Load balancing and session caching are enabled via environment variables. If the environment variable definition is system wide, all applications benefit from the balancing and/or caching structure (because the processes inherit the environment variable definitions from the system). It is also possible to make a configuration by setting the environment variable only for the particular process of an application. Consult the operating system documentation for details on creating and scoping environment variables.

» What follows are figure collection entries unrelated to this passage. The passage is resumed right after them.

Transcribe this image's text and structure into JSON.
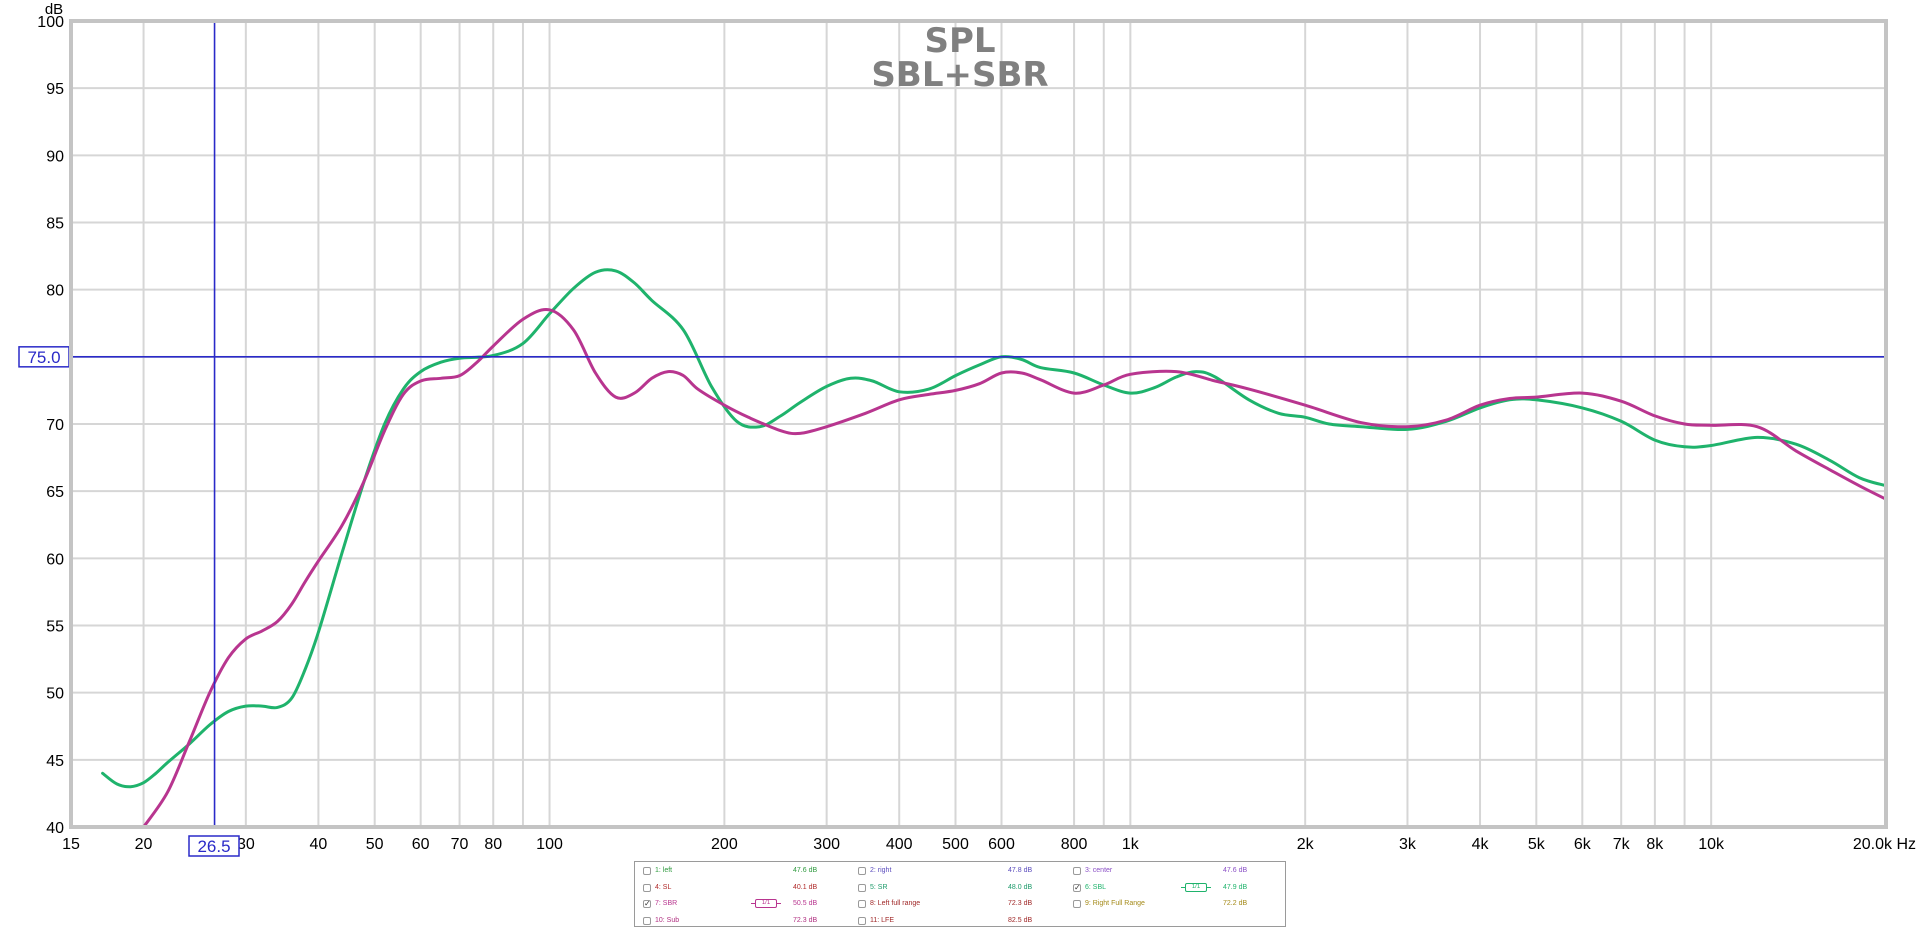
{
  "chart_data": {
    "type": "line",
    "title": "SPL",
    "subtitle": "SBL+SBR",
    "ylabel": "dB",
    "xunit": "Hz",
    "xscale": "log",
    "xlim": [
      15,
      20000
    ],
    "ylim": [
      40,
      100
    ],
    "grid": true,
    "x_ticks": [
      {
        "v": 15,
        "t": "15"
      },
      {
        "v": 20,
        "t": "20"
      },
      {
        "v": 30,
        "t": "30"
      },
      {
        "v": 40,
        "t": "40"
      },
      {
        "v": 50,
        "t": "50"
      },
      {
        "v": 60,
        "t": "60"
      },
      {
        "v": 70,
        "t": "70"
      },
      {
        "v": 80,
        "t": "80"
      },
      {
        "v": 100,
        "t": "100"
      },
      {
        "v": 200,
        "t": "200"
      },
      {
        "v": 300,
        "t": "300"
      },
      {
        "v": 400,
        "t": "400"
      },
      {
        "v": 500,
        "t": "500"
      },
      {
        "v": 600,
        "t": "600"
      },
      {
        "v": 800,
        "t": "800"
      },
      {
        "v": 1000,
        "t": "1k"
      },
      {
        "v": 2000,
        "t": "2k"
      },
      {
        "v": 3000,
        "t": "3k"
      },
      {
        "v": 4000,
        "t": "4k"
      },
      {
        "v": 5000,
        "t": "5k"
      },
      {
        "v": 6000,
        "t": "6k"
      },
      {
        "v": 7000,
        "t": "7k"
      },
      {
        "v": 8000,
        "t": "8k"
      },
      {
        "v": 10000,
        "t": "10k"
      },
      {
        "v": 20000,
        "t": "20.0k Hz"
      }
    ],
    "x_minor_gridlines": [
      90,
      900,
      9000
    ],
    "y_ticks": [
      40,
      45,
      50,
      55,
      60,
      65,
      70,
      75,
      80,
      85,
      90,
      95,
      100
    ],
    "cursor": {
      "x": 26.5,
      "x_label": "26.5",
      "y": 75.0,
      "y_label": "75.0",
      "color": "#2a2ac8"
    },
    "series": [
      {
        "name": "6: SBL",
        "color": "#1fb36c",
        "x": [
          17,
          18,
          19,
          20,
          21,
          22,
          24,
          26,
          28,
          30,
          32,
          34,
          36,
          38,
          40,
          44,
          48,
          52,
          56,
          60,
          65,
          70,
          80,
          90,
          100,
          110,
          120,
          130,
          140,
          150,
          170,
          190,
          210,
          230,
          250,
          270,
          300,
          330,
          360,
          400,
          450,
          500,
          550,
          600,
          650,
          700,
          800,
          900,
          1000,
          1100,
          1200,
          1300,
          1400,
          1600,
          1800,
          2000,
          2200,
          2500,
          3000,
          3500,
          4000,
          4500,
          5000,
          6000,
          7000,
          8000,
          9000,
          10000,
          12000,
          14000,
          16000,
          18000,
          20000
        ],
        "y": [
          44.0,
          43.2,
          43.0,
          43.3,
          44.0,
          44.8,
          46.2,
          47.6,
          48.6,
          49.0,
          49.0,
          48.9,
          49.6,
          51.8,
          54.5,
          60.5,
          65.8,
          70.0,
          72.6,
          73.9,
          74.6,
          74.9,
          75.1,
          76.0,
          78.2,
          80.1,
          81.3,
          81.4,
          80.5,
          79.2,
          77.0,
          72.8,
          70.2,
          69.8,
          70.6,
          71.6,
          72.8,
          73.4,
          73.2,
          72.4,
          72.6,
          73.6,
          74.4,
          75.0,
          74.8,
          74.2,
          73.8,
          72.9,
          72.3,
          72.7,
          73.5,
          73.9,
          73.5,
          71.8,
          70.8,
          70.5,
          70.0,
          69.8,
          69.6,
          70.2,
          71.2,
          71.8,
          71.8,
          71.2,
          70.2,
          68.8,
          68.3,
          68.4,
          69.0,
          68.5,
          67.3,
          66.0,
          65.4
        ]
      },
      {
        "name": "7: SBR",
        "color": "#b8358f",
        "x": [
          20,
          22,
          24,
          26,
          28,
          30,
          32,
          34,
          36,
          38,
          40,
          44,
          48,
          52,
          56,
          60,
          65,
          70,
          75,
          80,
          90,
          100,
          110,
          120,
          130,
          140,
          150,
          160,
          170,
          180,
          200,
          220,
          250,
          270,
          300,
          350,
          400,
          450,
          500,
          550,
          600,
          650,
          700,
          800,
          900,
          1000,
          1200,
          1400,
          1600,
          2000,
          2500,
          3000,
          3500,
          4000,
          4500,
          5000,
          6000,
          7000,
          8000,
          9000,
          10000,
          12000,
          14000,
          16000,
          18000,
          20000
        ],
        "y": [
          40.0,
          42.6,
          46.4,
          50.0,
          52.6,
          54.0,
          54.6,
          55.3,
          56.6,
          58.3,
          59.8,
          62.5,
          65.8,
          69.5,
          72.2,
          73.2,
          73.4,
          73.6,
          74.6,
          75.8,
          77.8,
          78.5,
          77.0,
          73.8,
          72.0,
          72.3,
          73.4,
          73.9,
          73.6,
          72.6,
          71.4,
          70.5,
          69.5,
          69.3,
          69.8,
          70.8,
          71.8,
          72.2,
          72.5,
          73.0,
          73.8,
          73.8,
          73.3,
          72.3,
          72.9,
          73.7,
          73.9,
          73.2,
          72.6,
          71.4,
          70.1,
          69.8,
          70.3,
          71.4,
          71.9,
          72.0,
          72.3,
          71.7,
          70.6,
          70.0,
          69.9,
          69.8,
          68.0,
          66.6,
          65.4,
          64.4
        ]
      }
    ]
  },
  "legend": {
    "items": [
      {
        "label": "1: left",
        "value": "47.6 dB",
        "color": "#2e9a3e",
        "checked": false
      },
      {
        "label": "2: right",
        "value": "47.8 dB",
        "color": "#5a4bbd",
        "checked": false
      },
      {
        "label": "3: center",
        "value": "47.6 dB",
        "color": "#8a4fc6",
        "checked": false
      },
      {
        "label": "4: SL",
        "value": "40.1 dB",
        "color": "#b02a2a",
        "checked": false
      },
      {
        "label": "5: SR",
        "value": "48.0 dB",
        "color": "#1c9a6a",
        "checked": false
      },
      {
        "label": "6: SBL",
        "value": "47.9 dB",
        "color": "#1fb36c",
        "checked": true,
        "smoothing": "1/1"
      },
      {
        "label": "7: SBR",
        "value": "50.5 dB",
        "color": "#b8358f",
        "checked": true,
        "smoothing": "1/1"
      },
      {
        "label": "8: Left full range",
        "value": "72.3 dB",
        "color": "#a02828",
        "checked": false
      },
      {
        "label": "9: Right Full Range",
        "value": "72.2 dB",
        "color": "#a48a18",
        "checked": false
      },
      {
        "label": "10: Sub",
        "value": "72.3 dB",
        "color": "#b03080",
        "checked": false
      },
      {
        "label": "11: LFE",
        "value": "82.5 dB",
        "color": "#a02828",
        "checked": false
      }
    ]
  }
}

Load balancing has the following characteristics:

Intra-process: load balancing is done per process. This means that 2 applications on the same machine will have different balancing sets;
Centralized: implemented in the HSM library. This way balancing is enabled at a central point and all other libraries dependent on it inherit the functionality
Transparent: to enable balancing you just need to enable an environment variable. No changes to the application's source code are required

A structural diagram of the load balancing mechanism is shown in the figure below:

---
title: Balanceamento de carga
---

%%{ init: { 'flowchart': { 'curve': 'basis' } } }%%

flowchart LR

    classDef red_s stroke:#f00
    s1.1[Sessão 1]
    s2.1[Sessão 2]
    sn.1[Sessão n]
    lib1((biblioteca<br>fa:fa-list-ol)):::red_s

    s1.2[Sessão 1]
    s2.2[Sessão 2]
    sn.2[Sessão n]
    lib2((biblioteca<br>fa:fa-list-ol)):::red_s

    hsm1[fa:fa-network-wired HSM 1]
    hsm2[fa:fa-network-wired HSM 2]
    hsmn[fa:fa-network-wired HSM n]

    subgraph Processo 1
    s1.1 --> lib1
    s2.1 --> lib1
    sn.1 --> lib1
    end

    subgraph Processo 2
    s1.2 --> lib2
    s2.2 --> lib2
    sn.2 --> lib2
    end

    %%subgraph Pool de HSMs
    hsm1:::red_s
    hsm2:::red_s
    hsmn:::red_s
    %%end

    lib1 -...-> hsm1
    lib1 -...-> hsm2
    lib1 -...-> hsmn

    lib2 -...-> hsm1
    lib2 -...-> hsm2
    lib2 -...-> hsmn

Update interval

Environment variable to be defined: HSM_LB_FILE_REFRESH_INTERVAL

Value	Update interval
Not defined	only at library startup.
0	only at library startup.
n	reload (in seconds) of the balance list.

The lists loaded are those defined in the environment variable HSM_LOAD_BALANCE_LIST.

If the balance list files are corrupted or invalid, the changed balance list will not be updated.

If the changed balance list is the same as the current balance list, the update will not be carried out, to avoid unnecessary reloading of the balance list.

If the balance list is updated, the current sessions will be marked for termination at the end of operations and new sessions will be created using the new balance list.

Suspension time

Environment variable to be defined: HSM_BALANCE_SUSPEND_TIME

Value	Suspension time
Not defined	default suspension time of 120 seconds.
n	suspension time in seconds.

During operation of the load balancing library, it may happen that one or more of the addresses in the list is unable to establish a session with the application. In this case, the library will temporarily remove the problematic address from the balancing list and will try a new connection after this period has expired.

Interval from Pix Request

Environment variable to be defined: HSM_PIX_HTTP_CONN_REFRESH_INTERVAL

Value	Update interval
Not defined	updates the objects with each Pix Request operation.
0	updates the objects with each Pix Request operation.
n	reload (in seconds) of the balance list.

Each Pix Request operation ( HTTP POST, GET and DELETE requests) loads the objects stored in the HSM (private key handle, certificate and peer chain) in order to close the TLS tunnel.

The advantage of reloading objects after each Pix Request operation is that it allows the object to be reloaded in the next operation if it changes. On the other hand, this frequent reloading causes an unnecessary performance cost.

The advantage of setting a time interval for reloading HSM objects in Pix Request operations is a performance gain. This allows for an improvement in performance at the cost of having to wait no longer than the reload time defined in the environment variable for the new objects to be reloaded. As the exchange of keys and certificates is usually done infrequently, it is possible to set an interval for the objects to be reloaded with reduced impact.